Pero lo peor es que frente a esto no se plantea nada. Todo sigue como si acá no hubiera nada malo. El Gobierno dio un golpe de Estado para impedir la renovación del Tribunal Constitucional, y todo siguió igual. Estamos tan acostumbrados a que todo marche mal que ya nadie se incomoda por estas cosas. Solo hay un poco de indignación cuando ocurre una catástrofe y más nada. Nos hemos llenado de experimentos políticos fallidos que no se corrigen, y quedan arrumados como trastes que nadie quiere ver. Convivimos con ellos como si fueran taras de nacimiento.
¿Por qué no se corrige el mamarracho de la regionalización? O al menos que se anule y volvamos al estado anterior. La tan mentada descentralización no funciona y nadie plantea nada. Tenemos un Estado sobredimensionado, con demasiados ministerios y organismos públicos heredados de gobiernos demagogos, y que no aportan nada al desarrollo. Son solo burocracia dorada, agujeros por donde escapa el dinero público sin control. ¿Por qué nos cuesta tanto hablar de una reforma integral del Estado?
El principal problema del Perú es el Estado. Sin ninguna duda. No deberíamos emprender nada hasta acabar de reformarlo por completo y reducirlo. Sin embargo, siguen creando más entidades públicas para sumarlas a la ruma de proyectos y organismos fallidos creados en cada gobierno por populismo y demagogia, y dejados como lastre. El bicentenario es el momento propicio para podar el Estado y darle forma y eficiencia. Pero se requiere amplio consenso con un gran liderazgo sumamente lúcido, que no se vislumbra en el horizonte.

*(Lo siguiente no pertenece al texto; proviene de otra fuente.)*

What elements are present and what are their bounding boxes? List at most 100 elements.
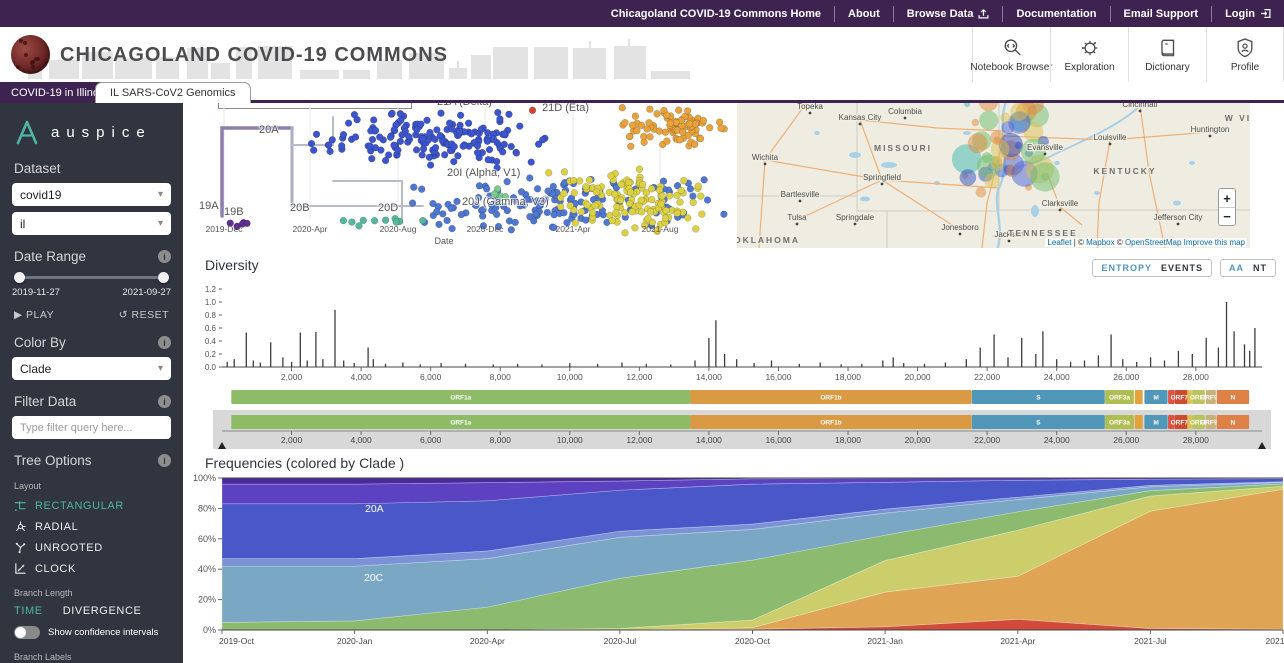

De la izquierda no cabe esperar nada. Por desgracia, en todo el espectro de la derecha tampoco se habla de esto. Más aun, la activa derecha confesional insiste en vivir en Narnia, peleando su propia cruzada en defensa de sus dogmas y causas abstrusas, con un discurso apocalíptico. Estamos entre el apocalipsis climático del ambientalismo de izquierdas que nos advierte de la destrucción del planeta por el capitalismo, y –por su lado– el discurso apocalíptico de la derecha confesional, que denuncia la inminente destrucción de la familia como parte de la agenda global del progresismo.
Ambos discursos sirven en cada caso para denunciar al oponente y vender su propia doctrina de salvación. Ninguno pone al individuo libre como el centro de su atención. Lo que se defiende es una doctrina que está por encima del individuo, y ambos apelan al Estado para imponerla. Pero no se puede defender a la familia y al mismo tiempo apelar al Estado para exigir políticas de intervención. Eso sería darle al Estado más poder del que ya tiene, lo cual sería nefasto. Basta con empoderar al individuo para que este defienda su propia familia y comunidad. No existe sujeto humano aislado. Todos nacemos en una familia y en una comunidad. El ser humano es un ser social por naturaleza, vive en comunidad y crea cultura, empezando por religión. No necesitamos la intervención del Estado. Basta empoderar al individuo y garantizar su libertad limitando al Estado y su burocracia iluminada.
Es una época en que abundan las causas con etiquetas cursis que encubren las verdaderas motivaciones. Causas que han desplazado al individuo e incluso a la libertad como objetivos. Tiempos de activismo sin debate, donde los memes reemplazan a los textos fundamentales y los influencers sustituyen a los pensadores. Y en medio de la polvareda que genera esta competencia de causas cursis y mensajes apocalípticos, la realidad se pierde de vista. Nunca debemos olvidar que la lucha política empieza pisando tierra y atendiendo a la realidad. De lo contrario, nos puede pasar lo mismo que le ocurre hoy a Chile.